The exploitation mechanism involves:
- An authenticated attacker crafts an API request targeting vLLM's multimodal video processing endpoint
- The request contains a video/jpeg data URL with an excessive number of comma-separated base64-encoded JPEG frames (potentially thousands)
- The VideoMediaIO.load_base64() method processes the request, splitting by comma and decoding all frames
- Each decoded frame allocates memory, quickly exhausting available resources
- The server crashes with an OOM error, causing denial of service
For technical details, refer to the GitHub Security Advisory.

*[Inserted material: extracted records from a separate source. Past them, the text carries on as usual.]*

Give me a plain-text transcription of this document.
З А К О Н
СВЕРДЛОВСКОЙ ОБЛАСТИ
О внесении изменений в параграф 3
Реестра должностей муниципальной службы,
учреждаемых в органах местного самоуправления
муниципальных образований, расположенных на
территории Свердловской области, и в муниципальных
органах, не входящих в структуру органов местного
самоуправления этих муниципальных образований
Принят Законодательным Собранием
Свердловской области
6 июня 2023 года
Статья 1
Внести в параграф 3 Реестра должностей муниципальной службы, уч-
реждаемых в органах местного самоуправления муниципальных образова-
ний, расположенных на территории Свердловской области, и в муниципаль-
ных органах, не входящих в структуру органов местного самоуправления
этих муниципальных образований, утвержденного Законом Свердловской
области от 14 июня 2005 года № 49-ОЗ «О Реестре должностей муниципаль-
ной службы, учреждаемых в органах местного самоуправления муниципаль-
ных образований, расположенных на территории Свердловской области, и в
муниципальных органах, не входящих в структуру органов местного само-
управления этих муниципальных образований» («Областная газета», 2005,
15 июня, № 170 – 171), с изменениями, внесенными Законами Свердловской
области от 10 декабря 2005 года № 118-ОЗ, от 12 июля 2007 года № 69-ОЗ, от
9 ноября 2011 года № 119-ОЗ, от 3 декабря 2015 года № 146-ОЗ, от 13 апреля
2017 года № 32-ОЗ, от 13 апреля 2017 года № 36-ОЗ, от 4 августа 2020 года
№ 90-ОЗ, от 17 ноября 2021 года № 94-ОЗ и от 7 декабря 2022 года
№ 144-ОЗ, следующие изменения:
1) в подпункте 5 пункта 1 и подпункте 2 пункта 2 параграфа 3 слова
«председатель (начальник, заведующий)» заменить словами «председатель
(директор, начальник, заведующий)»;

Detection Methods for CVE-2026-34755
Indicators of Compromise
- Unusually large API requests to vLLM endpoints containing video/jpeg data URLs
- Rapid memory consumption spikes on vLLM server processes
- Server crashes with OOM (Out-of-Memory) errors following multimodal API requests
- API requests containing data URLs with abnormally high numbers of comma-separated base64 segments
Detection Strategies
- Monitor API request sizes to vLLM multimodal endpoints and alert on requests exceeding normal thresholds
- Implement memory consumption monitoring for vLLM server processes with alerts for rapid increases
- Log and analyze requests containing video/jpeg data URLs for unusual patterns
- Deploy request payload inspection to count comma-separated segments in base64 video data
Monitoring Recommendations
- Configure application-level logging to capture request metadata for multimodal endpoints
- Set up infrastructure monitoring to track memory utilization trends on vLLM servers
- Implement rate limiting on API endpoints accepting video data to reduce attack surface
- Enable crash dump analysis to identify OOM conditions related to video processing
How to Mitigate CVE-2026-34755
Immediate Actions Required
- Upgrade vLLM to version 0.19.0 or later where the vulnerability is fixed
- Implement API gateway request size limits to restrict excessively large video data payloads
- Deploy memory limits on vLLM server processes to prevent complete system crashes
- Monitor for exploitation attempts through unusual API traffic patterns
Patch Information
The vulnerability is fixed in vLLM version 0.19.0. The fix ensures that the num_frames limit is enforced consistently across all code paths, including the load_base64() method for processing video/jpeg data URLs. Organizations should upgrade to version 0.19.0 or later. For additional details, see the GitHub Security Advisory.
Workarounds
- Implement API gateway rules to limit the size of incoming requests containing video data
- Deploy request validation middleware to count and limit comma-separated segments in base64 video data
- Configure memory limits (cgroups, container limits) to prevent single requests from exhausting system resources
- Consider temporarily disabling multimodal video processing endpoints if not required
# Example container memory limit configuration
# Limit vLLM container to 16GB to prevent complete system OOM
docker run --memory=16g --memory-swap=16g vllm/vllm-openai:latest
# Example systemd memory limit for vLLM service
# Add to vLLM service unit file
MemoryMax=16G
MemoryHigh=14G
Disclaimer: This content was generated using AI. While we strive for accuracy, please verify critical information with official sources.